Adaptive numerical algorithms to simulate the dynamical Casimir effect in a closed cavity with different boundary conditions.

We present an alternative numerical approach to compute the number of particles created inside a cavity due to time-dependent boundary conditions. The physical model consists of a rectangular cavity, where a wall always remains still while the other wall of the cavity presents a smooth movement in one direction. The method relies on the setting of the boundary conditions (Dirichlet and Neumann) and the following resolution of the corresponding equations of modes. By a further comparison between the ground state before and after the movement of the cavity wall, we finally compute the number of particles created. To demonstrate the method, we investigate the creation of particle production in vibrating cavities, confirming previously known results in the appropriate limits. Within this approach, the dynamical Casimir effect can be investigated, making it possible to study a variety of scenarios where no analytical results are known.

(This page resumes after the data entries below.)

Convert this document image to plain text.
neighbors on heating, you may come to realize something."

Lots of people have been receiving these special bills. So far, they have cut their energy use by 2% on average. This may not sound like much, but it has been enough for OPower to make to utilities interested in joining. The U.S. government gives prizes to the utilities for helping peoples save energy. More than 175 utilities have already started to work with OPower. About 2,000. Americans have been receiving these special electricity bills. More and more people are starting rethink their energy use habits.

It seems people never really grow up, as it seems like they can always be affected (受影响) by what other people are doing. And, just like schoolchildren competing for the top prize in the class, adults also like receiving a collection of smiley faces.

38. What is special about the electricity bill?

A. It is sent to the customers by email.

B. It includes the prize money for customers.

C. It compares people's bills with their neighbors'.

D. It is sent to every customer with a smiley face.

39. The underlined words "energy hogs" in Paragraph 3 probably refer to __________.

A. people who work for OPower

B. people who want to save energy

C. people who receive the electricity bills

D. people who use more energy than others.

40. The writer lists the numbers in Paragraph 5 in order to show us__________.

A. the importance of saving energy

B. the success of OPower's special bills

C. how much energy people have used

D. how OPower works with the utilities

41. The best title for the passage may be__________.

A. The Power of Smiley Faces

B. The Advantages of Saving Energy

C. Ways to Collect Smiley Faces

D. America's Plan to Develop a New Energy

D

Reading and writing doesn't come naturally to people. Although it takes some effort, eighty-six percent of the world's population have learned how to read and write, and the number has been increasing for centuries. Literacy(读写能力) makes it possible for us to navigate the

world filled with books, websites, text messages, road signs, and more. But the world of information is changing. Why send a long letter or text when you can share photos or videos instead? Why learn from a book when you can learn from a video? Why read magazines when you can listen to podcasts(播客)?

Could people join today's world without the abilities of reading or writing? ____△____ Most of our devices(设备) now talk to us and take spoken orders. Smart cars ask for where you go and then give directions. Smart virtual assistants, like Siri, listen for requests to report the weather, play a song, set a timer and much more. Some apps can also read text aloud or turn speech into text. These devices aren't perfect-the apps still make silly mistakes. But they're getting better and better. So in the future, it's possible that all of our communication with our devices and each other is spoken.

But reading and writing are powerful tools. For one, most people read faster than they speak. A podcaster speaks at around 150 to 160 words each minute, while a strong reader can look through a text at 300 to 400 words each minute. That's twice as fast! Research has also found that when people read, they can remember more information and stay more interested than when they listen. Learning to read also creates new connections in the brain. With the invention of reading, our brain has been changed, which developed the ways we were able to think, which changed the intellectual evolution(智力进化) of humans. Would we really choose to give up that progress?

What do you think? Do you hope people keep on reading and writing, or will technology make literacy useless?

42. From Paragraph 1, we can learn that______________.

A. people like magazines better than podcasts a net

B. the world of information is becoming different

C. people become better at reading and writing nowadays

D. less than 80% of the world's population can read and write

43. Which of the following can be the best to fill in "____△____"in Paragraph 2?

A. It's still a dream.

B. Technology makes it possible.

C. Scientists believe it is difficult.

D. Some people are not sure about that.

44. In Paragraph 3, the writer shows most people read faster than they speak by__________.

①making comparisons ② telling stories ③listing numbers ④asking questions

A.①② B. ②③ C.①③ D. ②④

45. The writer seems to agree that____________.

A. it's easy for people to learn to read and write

Of special interest is, of course, the realistic case of the electromagnetic field in a three-dimensional cavity, with transverse electric (TE)-mode and transverse magnetic (TM)-mode photon production. Furthermore, with our approach we are able to calculate numerically the particle creation in a tuneable resonant superconducting cavity by the use of the generalized Robin boundary condition. We compare the numerical results with analytical predictions as well as a different numerical approach. Its extension to three dimensions is also straightforward.